At some point in our relationship I became friends with another boy. It was just a friendship, someone to hang out with in the evenings, to shoot pool with on the weekends. But slowly it became more. How could it not become more when I saw him more than I saw my boyfriend?

Hormones, strange new emotions, the need to be accepted – they all played a role in what happened next.

When I say I cheated on my boyfriend, I wasn’t sleeping around. There were a few kisses that shouldn’t have happened but I was emotionally cheating on him. I was treating my friend like a boyfriend in every way except for physical “perks”. I felt guilty but there was a thrill to the whole thing and I couldn’t stop.

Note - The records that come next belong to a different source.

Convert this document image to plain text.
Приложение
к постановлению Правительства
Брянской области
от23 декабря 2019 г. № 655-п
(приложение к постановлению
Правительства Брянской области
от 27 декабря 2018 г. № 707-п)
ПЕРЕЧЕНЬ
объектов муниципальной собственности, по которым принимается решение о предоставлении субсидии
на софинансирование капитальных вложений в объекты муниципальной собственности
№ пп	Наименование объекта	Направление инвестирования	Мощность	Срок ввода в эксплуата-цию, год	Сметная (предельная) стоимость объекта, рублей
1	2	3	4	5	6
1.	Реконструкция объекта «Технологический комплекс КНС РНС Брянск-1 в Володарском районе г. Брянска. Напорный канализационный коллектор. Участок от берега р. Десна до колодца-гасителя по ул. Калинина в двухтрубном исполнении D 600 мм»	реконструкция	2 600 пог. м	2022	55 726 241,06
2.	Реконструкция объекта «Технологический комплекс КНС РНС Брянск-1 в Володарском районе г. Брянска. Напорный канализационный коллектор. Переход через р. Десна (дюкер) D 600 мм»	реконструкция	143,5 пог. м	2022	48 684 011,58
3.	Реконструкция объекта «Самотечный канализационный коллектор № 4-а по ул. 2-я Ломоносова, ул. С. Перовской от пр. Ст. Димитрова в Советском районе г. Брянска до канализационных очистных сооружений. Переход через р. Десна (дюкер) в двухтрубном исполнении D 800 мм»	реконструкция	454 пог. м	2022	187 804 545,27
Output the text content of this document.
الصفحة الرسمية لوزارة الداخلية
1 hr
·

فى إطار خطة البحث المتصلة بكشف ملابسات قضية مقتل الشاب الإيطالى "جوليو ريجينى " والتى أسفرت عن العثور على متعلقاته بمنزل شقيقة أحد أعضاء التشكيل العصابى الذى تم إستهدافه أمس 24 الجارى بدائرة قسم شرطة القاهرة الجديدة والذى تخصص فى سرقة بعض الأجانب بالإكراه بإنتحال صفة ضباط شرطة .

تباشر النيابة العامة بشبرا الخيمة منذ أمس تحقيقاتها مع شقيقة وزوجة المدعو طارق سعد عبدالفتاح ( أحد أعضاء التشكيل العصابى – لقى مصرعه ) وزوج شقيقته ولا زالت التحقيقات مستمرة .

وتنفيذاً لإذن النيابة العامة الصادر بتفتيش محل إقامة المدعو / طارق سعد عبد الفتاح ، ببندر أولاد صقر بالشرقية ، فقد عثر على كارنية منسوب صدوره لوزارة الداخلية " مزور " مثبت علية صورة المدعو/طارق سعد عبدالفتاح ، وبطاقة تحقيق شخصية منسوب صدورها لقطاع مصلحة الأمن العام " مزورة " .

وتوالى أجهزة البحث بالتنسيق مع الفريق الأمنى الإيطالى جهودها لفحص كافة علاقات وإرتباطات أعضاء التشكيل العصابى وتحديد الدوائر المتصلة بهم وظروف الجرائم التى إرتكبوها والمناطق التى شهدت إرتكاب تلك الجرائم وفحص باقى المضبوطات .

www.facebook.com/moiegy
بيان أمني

Eventually I broke up with my boyfriend and dated this other friend for a few months. It was a lot more exciting, we could see each other more often, but there were more problems too. He wasn’t interested in talking about the future – did we want the same number of kids? Were our careers compatible? Where did he envision himself living? None of these questions interested him. I don’t think he even knew what he wanted to do with his life. He said he’d quit smoking – he didn’t. He had a history of cheating on girls – I didn’t believe he could cheat on me, but now I’m sure he did.

He broke up with me over the phone (at least I’d had the guts to tell my previous boyfriend in person). He said he wasn’t ready for commitment. He said he wasn’t ready for a relationship. The first thing I did was call my ex in tears.

My first boyfriend came over later that day or sometime the next and we just talked. He said he wouldn’t be a rebound, but we could be friends. We hung out a little, and we talked a lot. At some point we went on a date with a group of people, just a movie. It was slow, even slower than our first time dating, but after a whirlwind heartbreak I just wanted to take it slow.

People were critical of us, of course, but at some point we really started dating again. It was hard, there were months of my life I wasn’t able to speak of at all around him because he’d get upset if I mentioned this other boy. At some point he forgave me. It took four years before he was able to say he really and truly trusted me again.

People can change, they can grow up and mature and be better than they were. It’s hard, and it’s even harder to forgive someone when they hurt you. I had to be brutally honest and open for four years – I told him where I was going, who I was seeing, the reason for every visit. He wasn’t controlling, he was just scared, and I didn’t want him to be scared anymore.

He didn’t have to give me that second chance but he loved me from the start and he never gave up on me. I messed up, big time, but I was willing to admit it, and I apologized a lot. We still don’t talk about ‘him’. I’m not friends with him, I didn’t keep in touch. Even writing this story dredges up feelings of guilt and memories I don’t want to remember.

What happened? Well, we’re married now; we have two beautiful children and a nice house. We trust each other completely with our deepest secrets. I can go out during the day and if he calls from work and there’s no answer he isn’t afraid anymore. But we’re also brutally honest with each other (unless there’s a surprise involved somewhere down the line) and that open honesty keeps our trust strong.